Rescued by a passersby, Sasha returns to the ranger station and alerts the authorities, who recover at least twenty bodies from Ben's hideout. Reaching the beach, Sasha pays a final tribute to Tommy, throwing his compass into the ocean.

==Production==
===Development and casting===
Jeremy Robbins wrote the script for Apex, and at end of the 2021, it was voted onto the Black List of best unproduced screenplays for the year. Netflix later secured the rights for the film in February 2024, with Ian Bryce and Chernin Entertainment as producers. The film is directed by Baltasar Kormákur from a Jeremy Robbins screenplay. Charlize Theron stars and is producer on the film alongside Dawn Olmstead, AJ Dix and Beth Kono. Kormákur is also producing through RVK Productions, as well as Peter Chernin, Jenno Topping and David Ready as well as Bryce through Chernin Entertainment.
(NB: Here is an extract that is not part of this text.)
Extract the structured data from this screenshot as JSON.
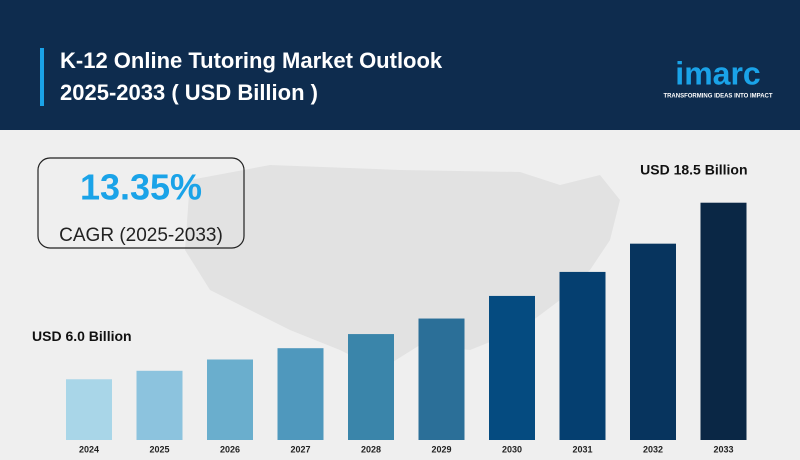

Taron Egerton joined the cast in November 2024, with Eric Bana joining in January 2025.

===Filming===
Principal photography began in Sydney and around the Blue Mountains, New South Wales, Australia, in February 2025.

Egerton campaigned for the use of The Chemical Brothers track Go and apparently approached the band to permit its inclusion.

===Post-production===
The film's visual effects were supervised by Enrik Pavdeja and produced by Gavin Round, with contributions from Framestore (who previously collaborated with Kormákur on Beast and Everest), ILM, Rising Sun Pictures, Union VFX and Host VFX.

==Release==
Apex was released on Netflix on April 24, 2026.

==Reception==
 Metacritic, which uses a weighted average, assigned the film a score of 58 out of 100, based on 23 critics, indicating "mixed or average" reviews.
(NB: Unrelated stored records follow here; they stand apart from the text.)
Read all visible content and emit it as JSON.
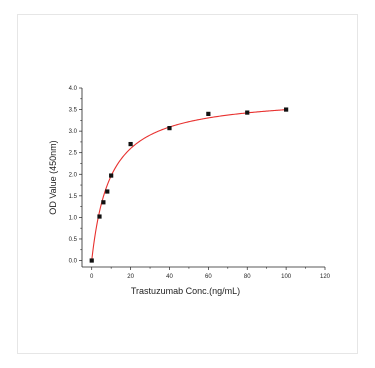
{
  "chart_data": {
    "type": "scatter",
    "title": "",
    "xlabel": "Trastuzumab Conc.(ng/mL)",
    "ylabel": "OD Value (450nm)",
    "xlim": [
      -5,
      120
    ],
    "ylim": [
      -0.15,
      4.0
    ],
    "x_ticks": [
      0,
      20,
      40,
      60,
      80,
      100,
      120
    ],
    "y_ticks": [
      0.0,
      0.5,
      1.0,
      1.5,
      2.0,
      2.5,
      3.0,
      3.5,
      4.0
    ],
    "x_tick_labels": [
      "0",
      "20",
      "40",
      "60",
      "80",
      "100",
      "120"
    ],
    "y_tick_labels": [
      "0.0",
      "0.5",
      "1.0",
      "1.5",
      "2.0",
      "2.5",
      "3.0",
      "3.5",
      "4.0"
    ],
    "grid": false,
    "series": [
      {
        "points": [
          {
            "x": 0,
            "y": 0.0
          },
          {
            "x": 4,
            "y": 1.02
          },
          {
            "x": 6,
            "y": 1.35
          },
          {
            "x": 8,
            "y": 1.6
          },
          {
            "x": 10,
            "y": 1.97
          },
          {
            "x": 20,
            "y": 2.7
          },
          {
            "x": 40,
            "y": 3.07
          },
          {
            "x": 60,
            "y": 3.4
          },
          {
            "x": 80,
            "y": 3.43
          },
          {
            "x": 100,
            "y": 3.5
          }
        ],
        "marker_color": "#111111"
      }
    ],
    "fit_curve": {
      "model": "hyperbolic",
      "ymax": 3.83,
      "kd": 9.5,
      "color": "#e8312f"
    }
  }
}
Luke Buckmaster of The Guardian gave the film two stars out of five, stating "It's hard not to be cynical about movies like Apex, or to second guess its format: a trajectory whereby the steely protagonist with a dramatic backstory narrowly escapes death before eventually turning the tables on their assailant... The whole affair feels slick but soulless, with no personality or – despite the lush settings – any real sense of place." Tomris Laffly of RogerEbert.com gave the movie three stars out of four and added "Kormákur is masterly in utilizing his locations, seamlessly marrying every turn, cave, rapid, and waterfall with the narrative, realizing their full potential. Meanwhile, Egerton's maniacal scream and frighteningly livid eyes, and Theron's composed strength and endurance make a worthy pairing, with the balance slowly shifting between the two."

In a negative review, M.N. Miller of InSession Film described Apex as "a hollow, algorithm-driven action film that mistakes noise for entertainment" that "gives streaming a bad name."